Not sure if folks have seen this. If not, better go read it.
http://www.openssh.com/txt/preauth.adv
http://www.openssh.com/txt/iss.adv
-Ian
Not sure if folks have seen this. If not, better go read it.
http://www.openssh.com/txt/preauth.adv
http://www.openssh.com/txt/iss.adv
-Ian
Just be sure you read the full advisory and look deep into it
and your own configuration. Recent news has come to light which appears
that it is most *BSD OS flavors and those using BSD_AUTH and SKEY. Most
often these are not enabled by default on non-BSD OSes.
Jeremy
Jeremy T. Bouse(Jeremy.Bouse@UnderGrid.net)@2002.06.26 13:40:28 +0000:
Just be sure you read the full advisory and look deep into it
and your own configuration.

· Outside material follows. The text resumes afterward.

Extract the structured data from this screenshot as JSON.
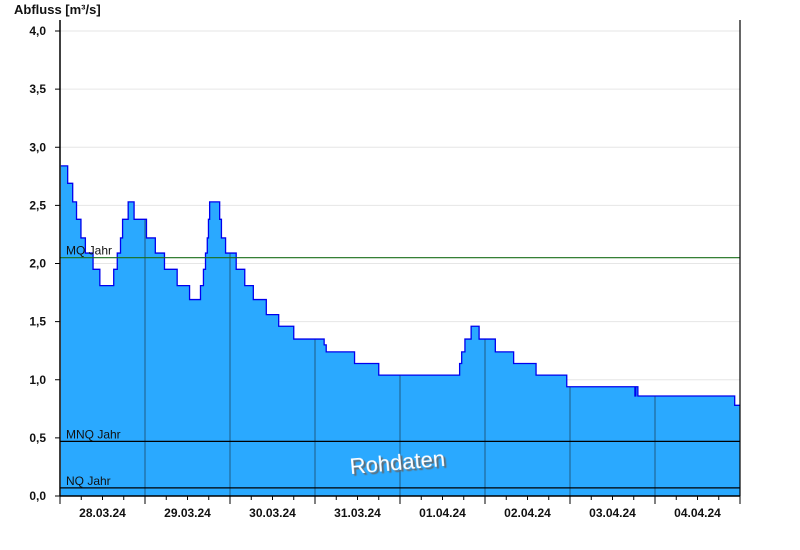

Recent news has come to light which appears
that it is most *BSD OS flavors and those using BSD_AUTH and SKEY. Most
often these are not enabled by default on non-BSD OSes.
according to several discussions that took part in the last 48 hours,
the flaw fixed in 3.4 might also impact on systems using PAM for
authenticating ssh logins; it appears to me that the involved group of
researchers did not test operating systems other than the free *BSDs.
CA-2002-18 has some more vendor specific information:
http://www.cert.org/advisories/CA-2002-18.html
sure, it's a critical bug, but one should not oversee the apache chunk
handling vulnerability published in CA-2002-17 as it has been integrated
into skr1ptk1dd13's "tools" already, apparently. depending on your
site's policy you probably have tight restrictions on ssh access, but
http is probably allowed from 0/0 so it might be even more critical.